Happy 15th "Birthday" to Beck’s Guero
On his first album released after 2002’s mostly acoustic and introspective Sea Change, Beck Hansen played the Mr. Hyde card like he had done several times before in his career and shifted gears back into funky alternative rock party mode. This time around he enlisted old compadres the Dust Brothers (Odelay) and Tony Hoffer (Midnight Vultures) to help produce and reassert his title as King of The Oddball Sample, a throne that only he and the Beastie Boys (who also lend a hand on opener E-Pro) really ever contended for in this genre. By this time in his career one thing was abundantly clear, Beck was not living up to the moniker of “loser” that he sang about on his most recognizable hit. On the contrary, he was proving to be a genre blending musical chameleon. The kind of artist that comes along once a generation to remind the world that sometimes its okay to cry but that its equally important to dance and have a good time.
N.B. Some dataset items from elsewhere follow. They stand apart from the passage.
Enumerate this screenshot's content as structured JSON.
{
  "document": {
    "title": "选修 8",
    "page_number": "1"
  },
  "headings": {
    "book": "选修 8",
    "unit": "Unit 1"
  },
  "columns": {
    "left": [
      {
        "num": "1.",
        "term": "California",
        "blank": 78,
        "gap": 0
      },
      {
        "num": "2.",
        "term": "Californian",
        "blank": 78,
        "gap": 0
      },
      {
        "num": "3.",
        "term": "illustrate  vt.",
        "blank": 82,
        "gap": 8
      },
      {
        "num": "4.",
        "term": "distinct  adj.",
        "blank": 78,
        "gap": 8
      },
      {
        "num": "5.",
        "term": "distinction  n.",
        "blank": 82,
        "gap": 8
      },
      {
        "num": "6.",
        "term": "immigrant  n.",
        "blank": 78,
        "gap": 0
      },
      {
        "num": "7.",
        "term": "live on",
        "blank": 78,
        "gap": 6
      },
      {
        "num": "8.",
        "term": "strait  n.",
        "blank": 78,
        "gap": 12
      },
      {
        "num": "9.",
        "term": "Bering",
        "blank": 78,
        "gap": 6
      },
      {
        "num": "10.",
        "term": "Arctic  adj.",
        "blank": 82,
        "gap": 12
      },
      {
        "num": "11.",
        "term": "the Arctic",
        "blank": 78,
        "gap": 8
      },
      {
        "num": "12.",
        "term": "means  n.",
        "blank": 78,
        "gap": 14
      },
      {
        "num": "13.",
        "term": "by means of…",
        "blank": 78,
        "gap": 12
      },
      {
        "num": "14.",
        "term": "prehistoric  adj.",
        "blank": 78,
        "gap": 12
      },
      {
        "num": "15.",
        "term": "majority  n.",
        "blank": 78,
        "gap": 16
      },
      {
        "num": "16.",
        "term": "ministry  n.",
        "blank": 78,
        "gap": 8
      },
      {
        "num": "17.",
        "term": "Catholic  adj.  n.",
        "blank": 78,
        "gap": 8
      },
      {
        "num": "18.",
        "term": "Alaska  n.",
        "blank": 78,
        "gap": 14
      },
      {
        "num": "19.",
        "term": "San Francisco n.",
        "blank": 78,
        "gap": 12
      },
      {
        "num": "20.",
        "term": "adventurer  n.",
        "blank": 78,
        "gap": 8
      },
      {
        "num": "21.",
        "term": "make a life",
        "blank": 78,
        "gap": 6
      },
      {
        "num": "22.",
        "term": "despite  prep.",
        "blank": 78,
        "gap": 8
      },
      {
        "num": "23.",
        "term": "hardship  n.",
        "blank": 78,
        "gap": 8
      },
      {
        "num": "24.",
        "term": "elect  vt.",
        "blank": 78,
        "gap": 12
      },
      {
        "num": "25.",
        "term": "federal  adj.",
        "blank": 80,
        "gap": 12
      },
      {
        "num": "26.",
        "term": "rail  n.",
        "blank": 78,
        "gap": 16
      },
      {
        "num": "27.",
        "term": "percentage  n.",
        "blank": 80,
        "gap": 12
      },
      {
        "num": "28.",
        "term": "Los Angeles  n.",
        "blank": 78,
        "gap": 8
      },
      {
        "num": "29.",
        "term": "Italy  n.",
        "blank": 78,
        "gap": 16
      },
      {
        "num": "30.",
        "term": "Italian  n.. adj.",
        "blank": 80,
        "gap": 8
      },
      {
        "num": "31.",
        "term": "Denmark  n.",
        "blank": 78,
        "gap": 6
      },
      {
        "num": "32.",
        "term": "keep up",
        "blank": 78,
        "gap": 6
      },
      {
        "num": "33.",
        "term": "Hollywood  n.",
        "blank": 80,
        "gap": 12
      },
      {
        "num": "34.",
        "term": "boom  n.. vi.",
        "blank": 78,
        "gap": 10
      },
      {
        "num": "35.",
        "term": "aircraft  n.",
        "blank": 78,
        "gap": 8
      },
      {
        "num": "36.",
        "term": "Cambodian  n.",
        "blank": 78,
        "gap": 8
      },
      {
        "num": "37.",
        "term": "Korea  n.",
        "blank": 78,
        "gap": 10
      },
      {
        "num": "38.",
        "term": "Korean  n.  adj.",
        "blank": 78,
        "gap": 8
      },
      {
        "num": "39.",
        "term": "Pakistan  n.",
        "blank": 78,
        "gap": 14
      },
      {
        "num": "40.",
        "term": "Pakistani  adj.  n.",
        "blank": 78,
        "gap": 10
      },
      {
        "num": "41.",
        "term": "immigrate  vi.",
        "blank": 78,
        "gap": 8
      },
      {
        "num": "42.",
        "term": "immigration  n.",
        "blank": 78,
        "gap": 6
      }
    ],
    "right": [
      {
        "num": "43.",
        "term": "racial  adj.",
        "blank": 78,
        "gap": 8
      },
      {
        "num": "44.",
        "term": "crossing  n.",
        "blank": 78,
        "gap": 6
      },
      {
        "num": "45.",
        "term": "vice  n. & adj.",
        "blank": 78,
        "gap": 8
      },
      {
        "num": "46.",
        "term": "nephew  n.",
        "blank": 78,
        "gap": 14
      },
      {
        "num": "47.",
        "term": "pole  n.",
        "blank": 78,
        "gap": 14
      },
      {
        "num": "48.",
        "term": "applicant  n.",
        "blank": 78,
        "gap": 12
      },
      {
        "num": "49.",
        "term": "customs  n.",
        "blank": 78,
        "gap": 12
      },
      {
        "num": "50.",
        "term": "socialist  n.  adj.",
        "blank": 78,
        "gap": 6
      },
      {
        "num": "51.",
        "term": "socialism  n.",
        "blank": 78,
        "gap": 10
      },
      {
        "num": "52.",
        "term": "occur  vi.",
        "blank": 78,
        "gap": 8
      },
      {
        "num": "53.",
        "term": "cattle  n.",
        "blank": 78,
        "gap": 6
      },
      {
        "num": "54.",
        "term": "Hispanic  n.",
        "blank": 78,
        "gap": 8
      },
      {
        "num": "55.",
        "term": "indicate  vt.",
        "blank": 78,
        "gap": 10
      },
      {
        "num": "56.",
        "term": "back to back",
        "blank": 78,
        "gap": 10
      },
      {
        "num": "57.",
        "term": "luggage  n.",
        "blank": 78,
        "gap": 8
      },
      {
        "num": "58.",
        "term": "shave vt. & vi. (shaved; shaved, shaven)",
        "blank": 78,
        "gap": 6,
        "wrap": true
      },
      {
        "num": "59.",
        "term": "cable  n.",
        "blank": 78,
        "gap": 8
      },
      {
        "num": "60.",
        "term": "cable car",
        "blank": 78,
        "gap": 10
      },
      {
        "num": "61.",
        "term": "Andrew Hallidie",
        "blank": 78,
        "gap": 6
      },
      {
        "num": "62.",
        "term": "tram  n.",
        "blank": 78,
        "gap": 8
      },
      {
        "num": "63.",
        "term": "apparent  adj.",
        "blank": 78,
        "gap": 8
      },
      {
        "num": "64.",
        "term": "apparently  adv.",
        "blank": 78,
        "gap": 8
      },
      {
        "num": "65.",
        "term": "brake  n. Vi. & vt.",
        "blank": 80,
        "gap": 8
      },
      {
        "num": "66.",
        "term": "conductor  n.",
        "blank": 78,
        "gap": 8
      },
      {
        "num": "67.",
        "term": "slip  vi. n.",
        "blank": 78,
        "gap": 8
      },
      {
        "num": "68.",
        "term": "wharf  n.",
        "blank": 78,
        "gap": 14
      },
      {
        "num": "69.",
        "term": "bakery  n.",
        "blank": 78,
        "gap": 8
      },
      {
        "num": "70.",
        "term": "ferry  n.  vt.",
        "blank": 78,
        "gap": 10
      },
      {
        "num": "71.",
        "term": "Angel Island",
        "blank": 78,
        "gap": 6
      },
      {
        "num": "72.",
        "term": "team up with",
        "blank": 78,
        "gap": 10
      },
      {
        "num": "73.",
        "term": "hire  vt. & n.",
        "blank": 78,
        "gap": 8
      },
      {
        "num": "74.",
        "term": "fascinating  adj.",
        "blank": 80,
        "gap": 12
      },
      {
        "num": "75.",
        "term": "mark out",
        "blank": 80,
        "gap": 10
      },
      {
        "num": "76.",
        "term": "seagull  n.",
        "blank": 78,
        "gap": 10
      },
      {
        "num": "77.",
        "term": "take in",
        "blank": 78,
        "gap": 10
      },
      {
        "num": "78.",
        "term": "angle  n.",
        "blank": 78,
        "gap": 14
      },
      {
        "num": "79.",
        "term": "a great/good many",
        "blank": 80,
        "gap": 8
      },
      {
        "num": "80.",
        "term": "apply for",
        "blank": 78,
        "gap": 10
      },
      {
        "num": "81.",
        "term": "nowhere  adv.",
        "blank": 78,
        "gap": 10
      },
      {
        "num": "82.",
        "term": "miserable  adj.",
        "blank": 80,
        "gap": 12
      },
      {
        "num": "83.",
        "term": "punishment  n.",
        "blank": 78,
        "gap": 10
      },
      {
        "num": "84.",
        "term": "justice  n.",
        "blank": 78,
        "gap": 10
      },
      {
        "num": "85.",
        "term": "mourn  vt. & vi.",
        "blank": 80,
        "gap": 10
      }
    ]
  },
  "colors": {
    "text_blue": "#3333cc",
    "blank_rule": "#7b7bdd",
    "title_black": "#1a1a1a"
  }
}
Guero could have just sounded like the sum of its parts but Beck’s attention to detail and penchant for elevated songcraft raise the songs to another level. The album is filled with finely tuned blips and bleeps, synth noise, and electronic drum machines that don’t fight for attention but feel right at home next to acoustic guitars, three-part vocal harmonies and folk-country influenced guitar solos. “E-Pro” kicks things off like a mission statement letting listeners know this is Beck’s return to fun after the depression of Sea Change. The chorus of “na na na na na na na” is not only easy to remember, but sung in a manner that it will stay in the listeners head long after the song is over. Elsewhere, Beck spits rhymes over future-funk bass lines (“Hell Yes”), gets his Spanglish on (“Que Onda Guero”), and shares cool points with Jack White who plays bass on the chilled out “Go It Alone”. “Guero” is full of memorable moments and is well worth a listen 15 years out from its initial release.